Japan’s biggest automaker said it expects to sell about 9.91 million vehicles in 2013, up two per cent on-year. It was on track to produce 9.94 million vehicles in 2013, nearly unchanged from this year, the company added.

Toyota said domestic sales would jump 35 per cent this year to 2.4 million vehicles, with its overseas annual sales forecast to rise by 18 per cent to 7.3 million units.

The automaker said last month it was on track to earn 780 billion yen (Dh33.5 billion, $9.1 billion) in the fiscal year to March, up from 760 billion yen, but said sales would be 21.3 trillion yen, trimming an earlier target of 22 trillion yen.

A strong yen and turmoil in key European markets weighed, while a territorial dispute with China hurt sales.

The upward boost in earnings expectations was largely due to cost-cutting, including a decrease in labour and research and development expenses, Toyota said.

The automaker also said it had been aided by robust Asian sales and a pick-up in the North American market.

However, Japan’s automakers have seen a drop in their China revenue stemming from a bitter row between Tokyo and Beijing over a disputed island chain.
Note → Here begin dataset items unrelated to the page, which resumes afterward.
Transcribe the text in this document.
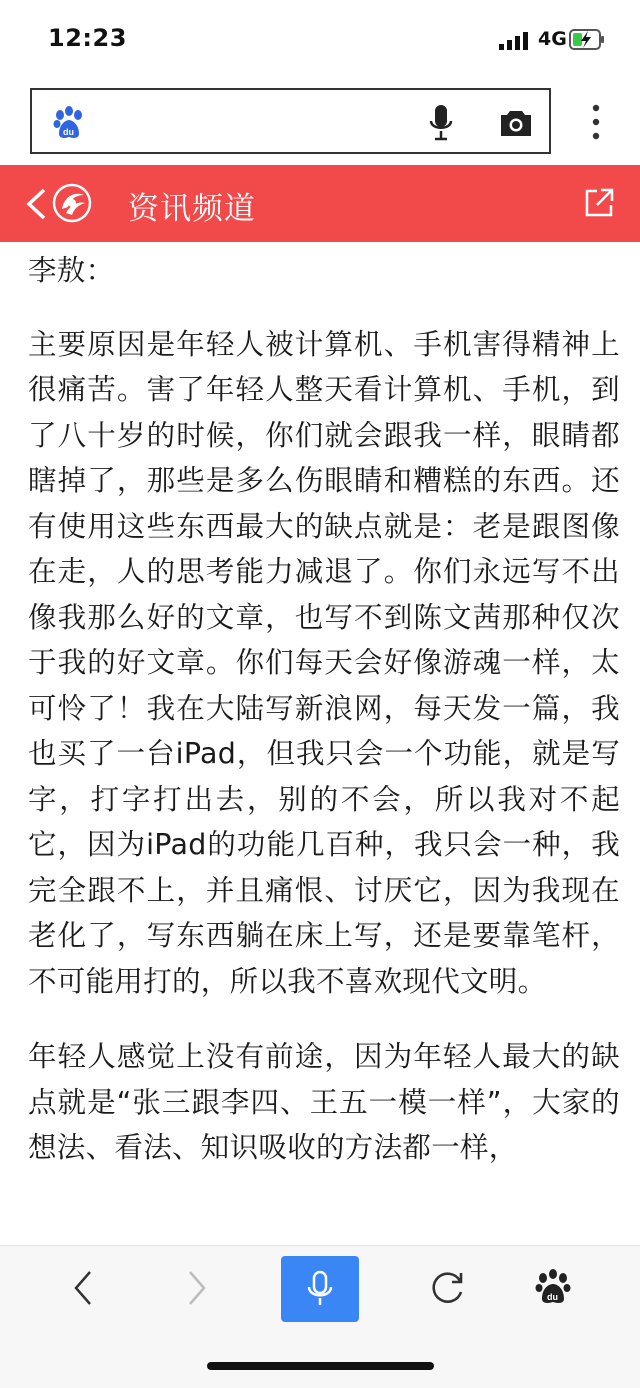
12:23	4G
du
资讯频道

李敖：

主要原因是年轻人被计算机、手机害得精神上很痛苦。害了年轻人整天看计算机、手机，到了八十岁的时候，你们就会跟我一样，眼睛都瞎掉了，那些是多么伤眼睛和糟糕的东西。还有使用这些东西最大的缺点就是：老是跟图像在走，人的思考能力减退了。你们永远写不出像我那么好的文章，也写不到陈文茜那种仅次于我的好文章。你们每天会好像游魂一样，太可怜了！我在大陆写新浪网，每天发一篇，我也买了一台iPad，但我只会一个功能，就是写字，打字打出去，别的不会，所以我对不起它，因为iPad的功能几百种，我只会一种，我完全跟不上，并且痛恨、讨厌它，因为我现在老化了，写东西躺在床上写，还是要靠笔杆，不可能用打的，所以我不喜欢现代文明。

年轻人感觉上没有前途，因为年轻人最大的缺点就是“张三跟李四、王五一模一样”，大家的想法、看法、知识吸收的方法都一样，

du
Tokyo nationalised the East China Sea islands also claimed by Beijing in mid-September, sparking a diplomatic row that was marked by huge demonstrations across China and a consumer boycott of Japanese exports.

Toyota previously said it was expecting to sell 200,000 fewer vehicles in China in the second half of its fiscal year and take a 30 billion yen hit to its bottom line from slumping demand in the world’s biggest vehicle market.

Toyota sold 900,000 vehicles in China in 2011.

Japanese firms have also struggled with the negative impact of a high yen which has weighed on the nation’s manufacturers by making their products less competitive overseas and shrinking foreign income.

The yen hit record highs around 75 against the dollar late last year and remains historically strong although it has slumped recently as a conservative government takes power in Tokyo.

Japan’s new prime minister Shinzo Abe was officially installed on Wednesday after his Liberal Democratic Party triumphed in national elections this month.